Ambas edificaciones poseen estilos de belleza diferentes debido a que la apreciación de técnicas arquitectónicas eran distintas en sus respectivos ambientes. Por una parte, El Partenón consiste en un sistema de construcción a gran escala el cual se dejó influenciar altamente del orden Dórico, ya sea para la ornamentación de sus columnas como su espacialidad, además dichas columnas no tenían una forma completamente horizontal, sino se les creó una curva alrededor. Ahora bien, el uso que se le brindaba a cada lugar era distinto, para el caso del el Partenón de Atenas, fue utilizado principalmente para alabar y resguardar la estatua de la diosa Atenea, todo el enfoque iba en su adoración y su belleza, tanto así que se construyó la estatua en nombre de su divinidad, mientras que la Villa de Adriano sirvió por un tiempo como refugio de Roma para el emperador Adriano durante la segunda y tercera décadas del siglo II D.C, aunque luego se convirtió en una opción popular para villas, retiros rurales y religiosos. De esta manera, entenderlas estructuralmente nos ayuda a comprender cómo se forman sus espacios y cómo interactúan con su ambiente, las dos emanan una determinada grandeza, fundada por los materiales, columnas y techos elevados.
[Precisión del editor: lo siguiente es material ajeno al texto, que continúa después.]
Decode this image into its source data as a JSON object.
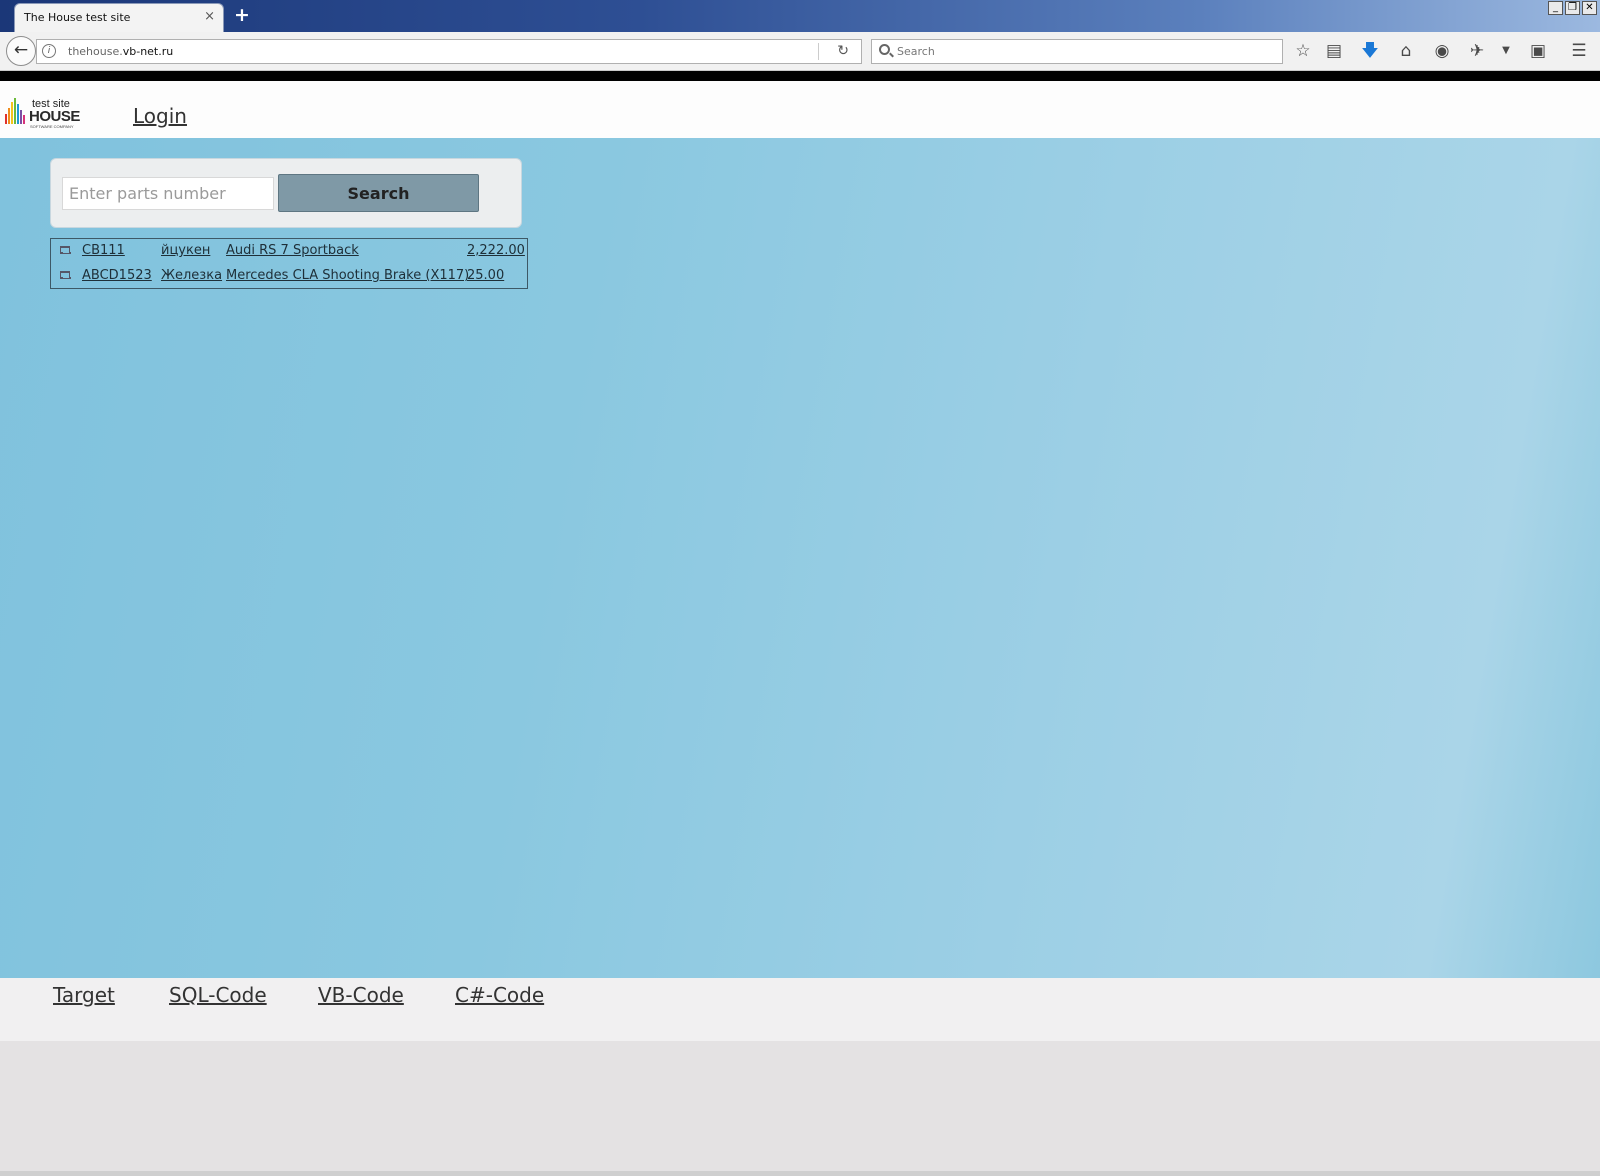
{
  "browser": {
    "tab_title": "The House test site",
    "tab_close": "×",
    "new_tab": "+",
    "url_host_prefix": "thehouse.",
    "url_host": "vb-net.ru",
    "search_placeholder": "Search",
    "window_controls": [
      "_",
      "❐",
      "✕"
    ]
  },
  "site": {
    "logo": {
      "top": "test site",
      "main": "HOUSE",
      "sub": "SOFTWARE COMPANY",
      "bar_colors": [
        "#e0322b",
        "#f08c1e",
        "#f3c51b",
        "#6dbb3a",
        "#1e9ad6",
        "#7b4ea3",
        "#d6337a"
      ]
    },
    "nav_login": "Login"
  },
  "search": {
    "placeholder": "Enter parts number",
    "button_label": "Search"
  },
  "results": [
    {
      "part": "CB111",
      "brand": "йцукен",
      "model": "Audi RS 7 Sportback",
      "price": "2,222.00"
    },
    {
      "part": "ABCD1523",
      "brand": "Железка",
      "model": "Mercedes CLA Shooting Brake (X117)",
      "price": "25.00"
    }
  ],
  "footer": {
    "links": [
      "Target",
      "SQL-Code",
      "VB-Code",
      "C#-Code"
    ]
  },
  "colors": {
    "content_bg": "#8ac8e0",
    "search_button": "#7f99a6",
    "titlebar": "#2e4f94"
  }
}
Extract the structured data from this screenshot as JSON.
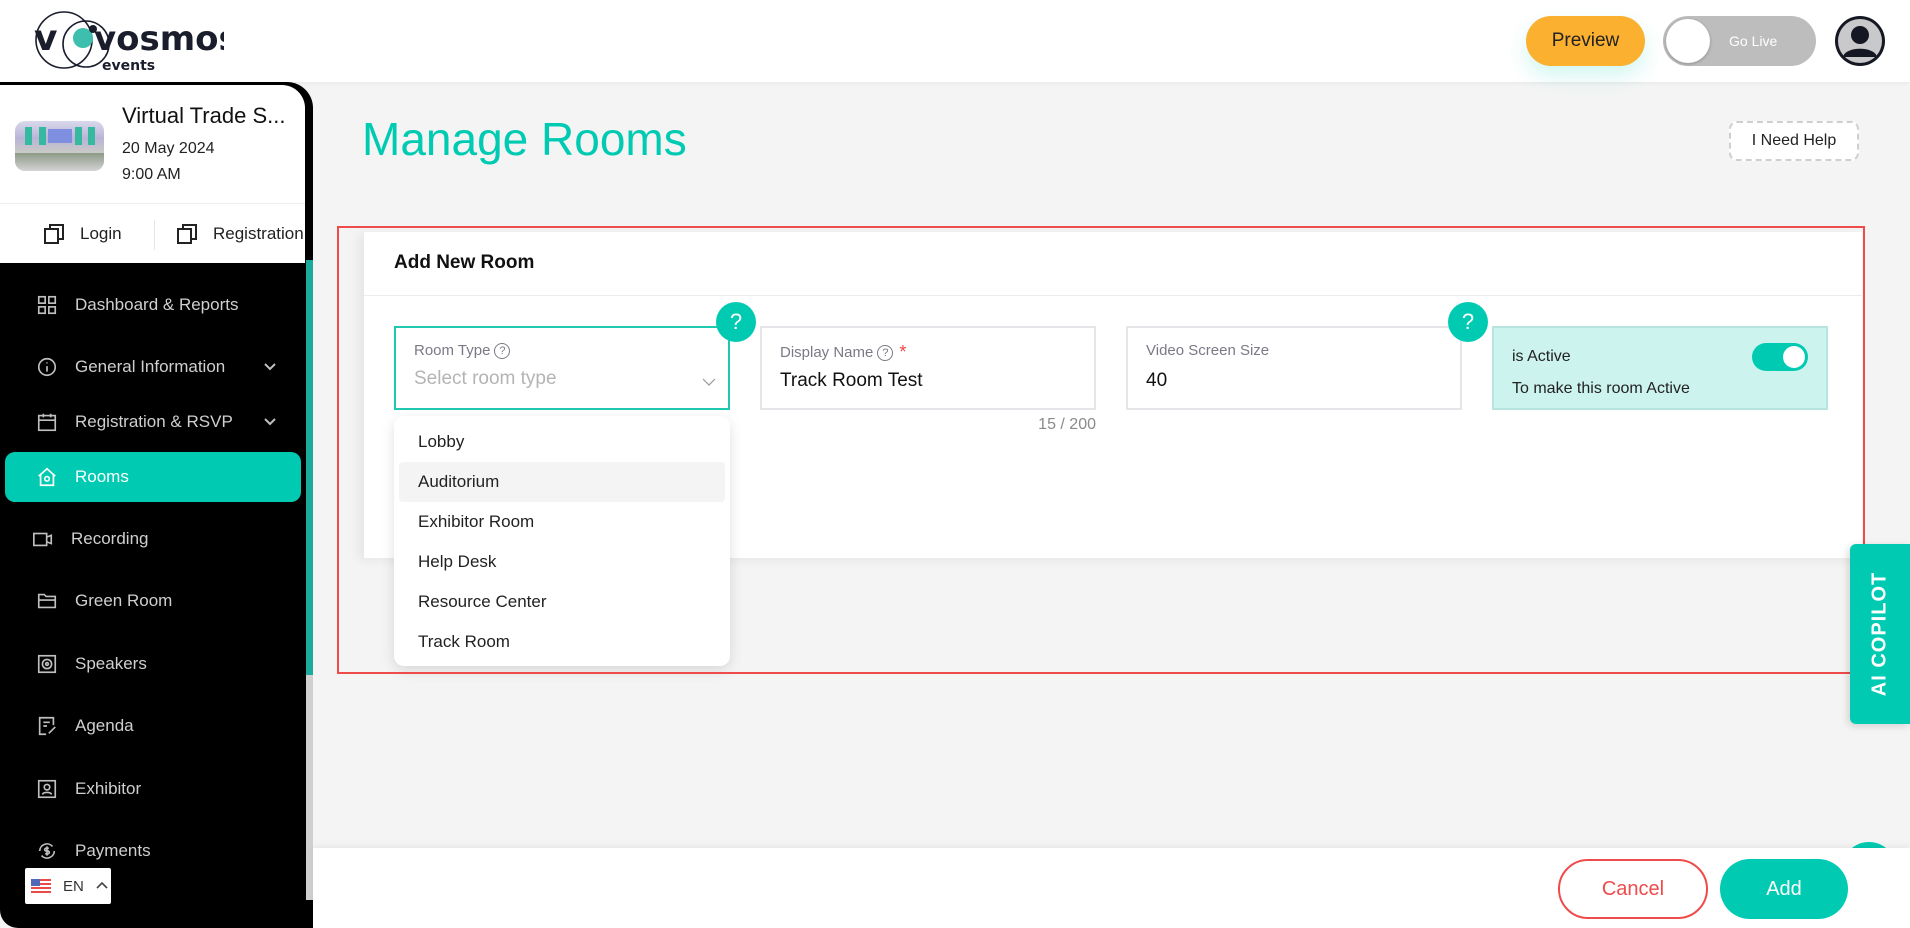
{
  "header": {
    "logo_text": "vosmos",
    "logo_subtext": "events",
    "preview_label": "Preview",
    "golive_label": "Go Live",
    "golive_on": false
  },
  "event": {
    "title": "Virtual Trade S...",
    "date": "20 May 2024",
    "time": "9:00 AM",
    "links": [
      {
        "label": "Login",
        "icon": "copy-icon"
      },
      {
        "label": "Registration",
        "icon": "copy-icon"
      }
    ]
  },
  "sidebar": {
    "items": [
      {
        "label": "Dashboard & Reports",
        "icon": "grid-icon",
        "expandable": false,
        "active": false
      },
      {
        "label": "General Information",
        "icon": "info-icon",
        "expandable": true,
        "active": false
      },
      {
        "label": "Registration & RSVP",
        "icon": "calendar-icon",
        "expandable": true,
        "active": false
      },
      {
        "label": "Rooms",
        "icon": "house-icon",
        "expandable": false,
        "active": true
      },
      {
        "label": "Recording",
        "icon": "video-icon",
        "expandable": false,
        "active": false
      },
      {
        "label": "Green Room",
        "icon": "folder-icon",
        "expandable": false,
        "active": false
      },
      {
        "label": "Speakers",
        "icon": "speaker-icon",
        "expandable": false,
        "active": false
      },
      {
        "label": "Agenda",
        "icon": "agenda-icon",
        "expandable": false,
        "active": false
      },
      {
        "label": "Exhibitor",
        "icon": "exhibitor-icon",
        "expandable": false,
        "active": false
      },
      {
        "label": "Payments",
        "icon": "payments-icon",
        "expandable": false,
        "active": false
      }
    ],
    "language": "EN"
  },
  "main": {
    "page_title": "Manage Rooms",
    "help_label": "I Need Help",
    "card_title": "Add New Room",
    "room_type": {
      "label": "Room Type",
      "placeholder": "Select room type",
      "options": [
        "Lobby",
        "Auditorium",
        "Exhibitor Room",
        "Help Desk",
        "Resource Center",
        "Track Room"
      ],
      "hovered_option": "Auditorium"
    },
    "display_name": {
      "label": "Display Name",
      "required_mark": "*",
      "value": "Track Room Test",
      "counter": "15 / 200"
    },
    "video_screen_size": {
      "label": "Video Screen Size",
      "value": "40"
    },
    "is_active": {
      "label": "is Active",
      "description": "To make this room Active",
      "value": true
    },
    "help_bubble": "?"
  },
  "copilot_label": "AI COPILOT",
  "footer": {
    "cancel_label": "Cancel",
    "add_label": "Add"
  },
  "colors": {
    "accent": "#00cbb2",
    "preview": "#fbb030",
    "danger": "#ef4b4b"
  }
}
Concluyendo, el Partenón siendo el más considerado gracias a su punto de vista que destacó un sentimiento y sentido de grandeza y divinidad en su ámbito, con esto estableciéndose como parte de la cultura que lo rodea. De tal manera que forma un recorrido unido del exterior e interior para los visitantes y habitantes, creando espacios amplios que sirven para valorar y apreciar su entorno simbólico. Por otro lado, la Villa de Adriano en su actualidad se ha dado a luz con muchos artefactos hermosos que fueron restaurados, como estatuas de mármol y mosaicos del teatro y los baños. Se puede apreciar cómo la arquitectura y su espacio tienen un efecto directo con sus ambientes. Vemos como dichos espacios pueden tener un programa de diversos elementos que complementan la armonía y el propósito en el cual estos monumentos fueron construidos. Por consiguiente, teniendo estas estructuras o sus sobrantes que permanecen en ciertos casos crea una importancia notable para las personas que la visitan, ya que se convierten en lugares de reunión. Ya sea por su historia notable o por la belleza que permanece en sus sistemas y estilos de arquitectura.